Ramewal village is almost 6 km from Nurmahal. The nearest railway station to Ramewal is Nurmahal railway station.
Most of the occupiers of the village have the last name 'Choongh' or 'Waraich'.

==History of Nurmahal and Jalandhar==

Nurmahal was built in a place where an ancient town called Kot Kahlur was located, proven by the bricks and many coins found beneath the soil of this town. It is believed that the ancient city was abandoned or destroyed around 1300 for an unknown reason. Maharaja Jassa Singh Ahluwalia took this city under his control.

Nurmahal is named after Noor Jahan, the wife of Mughal emperor Jahangir (1605–1627) as she was brought up here, and is thought to have spent her childhood here.

Jalandhar and Multan are the oldest surviving cities of the Punjab region, with historical references as far back as 100 AD.

==Immigration to the west==
There are many people who reside in the village (pind) of Ramewal and it is respectably populated.
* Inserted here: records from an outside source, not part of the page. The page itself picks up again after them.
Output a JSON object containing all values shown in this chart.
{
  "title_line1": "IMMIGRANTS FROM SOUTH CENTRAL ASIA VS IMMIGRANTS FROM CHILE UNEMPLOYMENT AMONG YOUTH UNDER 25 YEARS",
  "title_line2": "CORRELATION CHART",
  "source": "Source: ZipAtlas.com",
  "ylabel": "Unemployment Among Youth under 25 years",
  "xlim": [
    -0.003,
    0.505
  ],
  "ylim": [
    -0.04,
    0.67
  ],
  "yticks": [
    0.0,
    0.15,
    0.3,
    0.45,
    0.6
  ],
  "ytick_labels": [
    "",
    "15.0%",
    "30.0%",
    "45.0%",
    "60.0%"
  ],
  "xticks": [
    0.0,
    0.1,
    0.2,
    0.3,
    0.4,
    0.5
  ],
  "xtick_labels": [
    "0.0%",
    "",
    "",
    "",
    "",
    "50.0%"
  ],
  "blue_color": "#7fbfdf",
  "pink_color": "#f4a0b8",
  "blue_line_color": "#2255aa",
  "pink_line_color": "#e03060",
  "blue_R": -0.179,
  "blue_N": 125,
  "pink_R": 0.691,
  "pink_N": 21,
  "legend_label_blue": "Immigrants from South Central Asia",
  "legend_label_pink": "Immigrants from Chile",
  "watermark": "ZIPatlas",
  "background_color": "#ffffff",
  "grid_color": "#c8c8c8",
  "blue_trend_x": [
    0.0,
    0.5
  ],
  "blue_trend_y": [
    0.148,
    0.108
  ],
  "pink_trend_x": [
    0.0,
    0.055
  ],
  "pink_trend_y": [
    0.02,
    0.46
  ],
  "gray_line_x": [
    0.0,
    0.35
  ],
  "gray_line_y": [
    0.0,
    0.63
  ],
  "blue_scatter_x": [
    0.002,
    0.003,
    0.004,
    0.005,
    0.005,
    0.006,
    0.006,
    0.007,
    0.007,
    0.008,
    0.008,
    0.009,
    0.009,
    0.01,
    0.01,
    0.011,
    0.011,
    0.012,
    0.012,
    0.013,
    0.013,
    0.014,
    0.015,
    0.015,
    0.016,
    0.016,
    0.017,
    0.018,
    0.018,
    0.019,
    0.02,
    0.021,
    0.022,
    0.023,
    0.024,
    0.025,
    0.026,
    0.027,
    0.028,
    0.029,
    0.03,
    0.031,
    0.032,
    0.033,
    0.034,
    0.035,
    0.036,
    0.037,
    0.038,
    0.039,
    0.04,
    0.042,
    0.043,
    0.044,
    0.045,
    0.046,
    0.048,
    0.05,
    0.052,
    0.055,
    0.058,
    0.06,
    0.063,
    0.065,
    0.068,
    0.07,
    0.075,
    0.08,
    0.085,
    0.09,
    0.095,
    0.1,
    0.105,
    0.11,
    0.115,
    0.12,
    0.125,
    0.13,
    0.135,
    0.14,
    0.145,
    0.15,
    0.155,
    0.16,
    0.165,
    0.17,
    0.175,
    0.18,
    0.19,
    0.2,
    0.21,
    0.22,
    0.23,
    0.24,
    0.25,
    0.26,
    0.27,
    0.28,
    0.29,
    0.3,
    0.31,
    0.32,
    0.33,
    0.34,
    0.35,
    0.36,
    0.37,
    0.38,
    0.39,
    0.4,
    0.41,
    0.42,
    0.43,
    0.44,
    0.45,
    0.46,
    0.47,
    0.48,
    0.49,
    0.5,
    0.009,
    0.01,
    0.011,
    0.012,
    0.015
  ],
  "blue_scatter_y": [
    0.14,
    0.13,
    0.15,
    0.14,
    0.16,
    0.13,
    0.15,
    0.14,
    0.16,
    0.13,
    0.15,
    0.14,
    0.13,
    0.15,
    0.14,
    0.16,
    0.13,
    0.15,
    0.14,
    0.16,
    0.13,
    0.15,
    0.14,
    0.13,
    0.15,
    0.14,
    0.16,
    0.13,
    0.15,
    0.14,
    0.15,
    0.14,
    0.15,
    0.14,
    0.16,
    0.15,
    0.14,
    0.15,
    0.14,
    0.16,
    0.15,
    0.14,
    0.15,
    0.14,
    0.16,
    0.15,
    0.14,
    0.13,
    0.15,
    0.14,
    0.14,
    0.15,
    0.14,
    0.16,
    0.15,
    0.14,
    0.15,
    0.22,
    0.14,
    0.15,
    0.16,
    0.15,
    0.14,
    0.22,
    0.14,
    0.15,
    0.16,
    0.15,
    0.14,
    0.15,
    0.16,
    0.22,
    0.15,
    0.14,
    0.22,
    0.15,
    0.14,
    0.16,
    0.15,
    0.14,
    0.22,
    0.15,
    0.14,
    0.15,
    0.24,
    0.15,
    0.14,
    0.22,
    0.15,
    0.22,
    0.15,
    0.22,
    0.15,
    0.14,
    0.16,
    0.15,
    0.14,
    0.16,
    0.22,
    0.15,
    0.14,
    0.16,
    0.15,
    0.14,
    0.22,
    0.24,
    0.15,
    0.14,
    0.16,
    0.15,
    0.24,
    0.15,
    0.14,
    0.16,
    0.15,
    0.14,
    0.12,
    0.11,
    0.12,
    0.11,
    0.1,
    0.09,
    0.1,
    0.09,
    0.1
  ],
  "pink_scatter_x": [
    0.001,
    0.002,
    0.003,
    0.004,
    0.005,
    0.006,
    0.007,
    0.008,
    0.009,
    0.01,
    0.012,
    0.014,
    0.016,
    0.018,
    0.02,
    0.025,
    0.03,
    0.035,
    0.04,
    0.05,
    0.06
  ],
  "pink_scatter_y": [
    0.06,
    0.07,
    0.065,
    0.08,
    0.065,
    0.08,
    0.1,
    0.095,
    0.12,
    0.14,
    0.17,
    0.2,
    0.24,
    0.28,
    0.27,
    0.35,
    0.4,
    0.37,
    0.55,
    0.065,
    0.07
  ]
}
Most of those from Ramewal have immigrated to the United Kingdom, United States and Canada.

==Religion==
The main religion followed by the majority in Ramewal is Sikhism. The minority are followers of either Islam or Hinduism.

==Developments==
Ramewal is a fast-growing village. There are a lot of developments planned for the village in the near future. Currently, for example the construction of the new gurudawara

== Post code and Std code ==
The post code and STD code for Ramewal village are 144039 and 01826, respectively.